1940s, political crisis and war
In March 1938, Adolf Hitler annexed Austria. Vančura's friend, playwright Otokar Fischer died of a heart-attack when he learned about it; Vancura wrote an obituary about him to Literární listy magazine. In 1938, Rodina Horvátova (Horvat Family), a novel about life of three generations of a gentry family was published which did not attract any reader interest, due to the political crisis. In December 1938, Vančura took part in the burial of Karel Čapek, the famous writer and his friend, who died from psychological and health problems probably caused by the stress he experienced due to the capitulation of Czechoslovakia.
Vančura entered the strong anti-Hitler cultural movement and started to write the book Obrazy z dějin národa českého (Pictures of the History of the Bohemian Nation); its first parts were published and then became a bestseller and symbol of resistance. On March 15, 1939, the rest of Czechoslovakia was occupied by Hitler and a week later, on May 22, Jiří Mahen committed suicide in a protest against Nazism.
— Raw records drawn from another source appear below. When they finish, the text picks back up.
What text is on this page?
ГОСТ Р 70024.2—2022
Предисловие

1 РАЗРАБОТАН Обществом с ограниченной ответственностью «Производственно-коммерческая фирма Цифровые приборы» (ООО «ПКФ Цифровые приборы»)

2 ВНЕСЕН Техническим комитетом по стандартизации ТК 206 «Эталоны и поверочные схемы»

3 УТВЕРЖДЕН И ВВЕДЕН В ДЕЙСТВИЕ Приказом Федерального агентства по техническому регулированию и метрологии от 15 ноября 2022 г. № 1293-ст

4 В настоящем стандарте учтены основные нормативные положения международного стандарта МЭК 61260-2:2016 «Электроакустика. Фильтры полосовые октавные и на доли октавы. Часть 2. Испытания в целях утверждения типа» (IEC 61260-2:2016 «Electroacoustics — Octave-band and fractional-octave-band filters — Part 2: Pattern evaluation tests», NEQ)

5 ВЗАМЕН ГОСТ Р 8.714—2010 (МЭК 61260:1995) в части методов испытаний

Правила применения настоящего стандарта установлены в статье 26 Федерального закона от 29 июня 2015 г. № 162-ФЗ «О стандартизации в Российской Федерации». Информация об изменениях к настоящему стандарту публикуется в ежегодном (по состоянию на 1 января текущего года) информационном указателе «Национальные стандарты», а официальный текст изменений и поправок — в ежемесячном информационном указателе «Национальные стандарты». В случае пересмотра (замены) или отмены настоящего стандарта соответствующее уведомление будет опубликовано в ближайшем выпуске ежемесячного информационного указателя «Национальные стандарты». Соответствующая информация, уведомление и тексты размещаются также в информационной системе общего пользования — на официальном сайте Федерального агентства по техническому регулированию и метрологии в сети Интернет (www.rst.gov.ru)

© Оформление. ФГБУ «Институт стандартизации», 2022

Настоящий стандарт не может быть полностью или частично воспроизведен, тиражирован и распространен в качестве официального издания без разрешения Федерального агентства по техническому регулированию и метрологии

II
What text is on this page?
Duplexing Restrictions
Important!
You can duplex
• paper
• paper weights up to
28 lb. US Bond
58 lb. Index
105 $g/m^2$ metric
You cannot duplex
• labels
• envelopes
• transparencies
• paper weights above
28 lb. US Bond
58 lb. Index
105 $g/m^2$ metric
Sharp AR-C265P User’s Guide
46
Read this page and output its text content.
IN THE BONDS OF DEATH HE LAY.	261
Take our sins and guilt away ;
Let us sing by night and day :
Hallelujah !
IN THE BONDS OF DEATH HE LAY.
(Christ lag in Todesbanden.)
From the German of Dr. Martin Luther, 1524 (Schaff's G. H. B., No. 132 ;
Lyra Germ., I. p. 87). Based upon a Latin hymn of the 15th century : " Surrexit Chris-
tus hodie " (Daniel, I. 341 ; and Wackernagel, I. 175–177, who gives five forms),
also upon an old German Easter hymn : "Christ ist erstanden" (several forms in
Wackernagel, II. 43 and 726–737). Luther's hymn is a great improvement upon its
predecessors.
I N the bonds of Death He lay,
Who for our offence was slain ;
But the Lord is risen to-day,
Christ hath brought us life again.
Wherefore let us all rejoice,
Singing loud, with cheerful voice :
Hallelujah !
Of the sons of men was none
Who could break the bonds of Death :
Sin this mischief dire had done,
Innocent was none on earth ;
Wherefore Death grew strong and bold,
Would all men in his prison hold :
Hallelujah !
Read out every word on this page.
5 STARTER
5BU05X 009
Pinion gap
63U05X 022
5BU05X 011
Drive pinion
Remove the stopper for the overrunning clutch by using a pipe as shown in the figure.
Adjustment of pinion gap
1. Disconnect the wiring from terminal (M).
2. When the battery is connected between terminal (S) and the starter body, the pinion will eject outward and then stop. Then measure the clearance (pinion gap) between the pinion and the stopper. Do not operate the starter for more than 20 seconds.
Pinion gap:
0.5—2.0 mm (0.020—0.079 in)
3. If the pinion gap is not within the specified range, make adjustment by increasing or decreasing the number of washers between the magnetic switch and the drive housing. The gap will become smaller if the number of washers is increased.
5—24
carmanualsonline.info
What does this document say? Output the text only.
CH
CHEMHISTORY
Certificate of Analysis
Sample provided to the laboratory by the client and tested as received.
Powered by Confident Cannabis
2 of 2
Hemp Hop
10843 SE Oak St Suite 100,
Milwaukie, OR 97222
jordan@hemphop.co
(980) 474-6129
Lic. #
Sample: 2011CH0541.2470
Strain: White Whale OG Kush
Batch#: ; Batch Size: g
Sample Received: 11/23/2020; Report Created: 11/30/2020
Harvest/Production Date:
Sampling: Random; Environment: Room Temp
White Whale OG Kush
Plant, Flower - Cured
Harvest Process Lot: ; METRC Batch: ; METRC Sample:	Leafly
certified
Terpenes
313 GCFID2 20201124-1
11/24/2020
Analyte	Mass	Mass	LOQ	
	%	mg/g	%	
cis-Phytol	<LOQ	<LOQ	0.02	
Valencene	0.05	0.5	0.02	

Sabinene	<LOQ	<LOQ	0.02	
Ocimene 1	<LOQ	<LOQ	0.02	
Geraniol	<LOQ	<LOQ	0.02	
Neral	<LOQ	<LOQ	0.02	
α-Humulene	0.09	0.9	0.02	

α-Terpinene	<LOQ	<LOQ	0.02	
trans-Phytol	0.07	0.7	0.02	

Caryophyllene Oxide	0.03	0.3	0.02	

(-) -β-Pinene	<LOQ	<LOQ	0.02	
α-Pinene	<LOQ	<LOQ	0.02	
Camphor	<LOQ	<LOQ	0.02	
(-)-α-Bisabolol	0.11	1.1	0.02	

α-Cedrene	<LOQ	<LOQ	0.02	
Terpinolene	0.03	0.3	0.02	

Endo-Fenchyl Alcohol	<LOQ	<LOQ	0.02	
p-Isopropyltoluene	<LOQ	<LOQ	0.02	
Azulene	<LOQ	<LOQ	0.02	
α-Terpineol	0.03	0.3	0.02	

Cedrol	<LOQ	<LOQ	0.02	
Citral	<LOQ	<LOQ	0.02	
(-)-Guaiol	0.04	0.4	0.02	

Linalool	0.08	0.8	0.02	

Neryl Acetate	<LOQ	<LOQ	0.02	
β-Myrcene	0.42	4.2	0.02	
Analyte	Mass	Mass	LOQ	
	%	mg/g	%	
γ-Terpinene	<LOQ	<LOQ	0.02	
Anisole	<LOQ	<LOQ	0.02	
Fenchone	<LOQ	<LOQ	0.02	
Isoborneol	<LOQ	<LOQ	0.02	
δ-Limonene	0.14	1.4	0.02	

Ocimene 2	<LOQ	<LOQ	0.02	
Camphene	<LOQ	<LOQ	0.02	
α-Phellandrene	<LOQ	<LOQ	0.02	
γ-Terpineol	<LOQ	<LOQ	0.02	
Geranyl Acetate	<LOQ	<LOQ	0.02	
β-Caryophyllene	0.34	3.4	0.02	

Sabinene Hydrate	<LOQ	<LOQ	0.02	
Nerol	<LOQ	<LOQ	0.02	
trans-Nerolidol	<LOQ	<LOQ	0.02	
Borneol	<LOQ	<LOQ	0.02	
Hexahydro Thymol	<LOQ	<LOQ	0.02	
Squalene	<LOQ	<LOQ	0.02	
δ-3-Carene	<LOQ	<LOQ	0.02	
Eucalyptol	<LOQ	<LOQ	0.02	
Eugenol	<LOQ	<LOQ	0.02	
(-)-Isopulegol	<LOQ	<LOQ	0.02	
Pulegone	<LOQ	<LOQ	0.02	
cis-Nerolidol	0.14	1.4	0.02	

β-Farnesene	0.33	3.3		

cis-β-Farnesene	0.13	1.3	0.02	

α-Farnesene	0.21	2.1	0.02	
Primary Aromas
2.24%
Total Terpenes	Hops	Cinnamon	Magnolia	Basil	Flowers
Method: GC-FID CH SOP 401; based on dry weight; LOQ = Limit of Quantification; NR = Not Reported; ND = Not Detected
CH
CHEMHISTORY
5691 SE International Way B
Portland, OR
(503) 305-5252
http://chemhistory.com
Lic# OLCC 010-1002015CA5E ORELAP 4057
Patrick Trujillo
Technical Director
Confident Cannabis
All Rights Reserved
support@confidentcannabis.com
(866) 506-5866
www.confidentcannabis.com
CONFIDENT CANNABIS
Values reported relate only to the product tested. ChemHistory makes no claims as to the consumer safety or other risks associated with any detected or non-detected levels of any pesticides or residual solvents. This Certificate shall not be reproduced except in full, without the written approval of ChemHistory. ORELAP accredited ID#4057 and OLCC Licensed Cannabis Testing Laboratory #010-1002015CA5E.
Vančura was a member of the Communist Party of Czechoslovakia. As a response to Hitler's terror against Czechs, Vančura joined a secret communist resistance group in Autumn 1939. On May 12, 1942, at 5:00 a.m., the Gestapo assaulted his house in Zbraslav, arrested him and tortured him in the Prague Gestapo headquarters. On May 27, 1942, a commando of the Czechoslovak Foreign Army from Britain assassinated Reinhard Heydrich, Hitler's governor in Prague. Nazis started a wave of revenge: in the following weeks more than 2000 members of the Czech elite were executed. One of them was Vančura, executed by SS members in the military area Prague-Kobylisy on June 1, 1942 at 6:45 p.m. His body together with many others was disposed of secretly at Strašnice Crematorium.[1]
References
External links
Wikimedia Commons has media related to Vladislav Vančura. |
- Complete list of Vančura translations (English, French, Spanish, German and other translations)
- A four minutes recording of part of the Peevish Summer (in Czech language)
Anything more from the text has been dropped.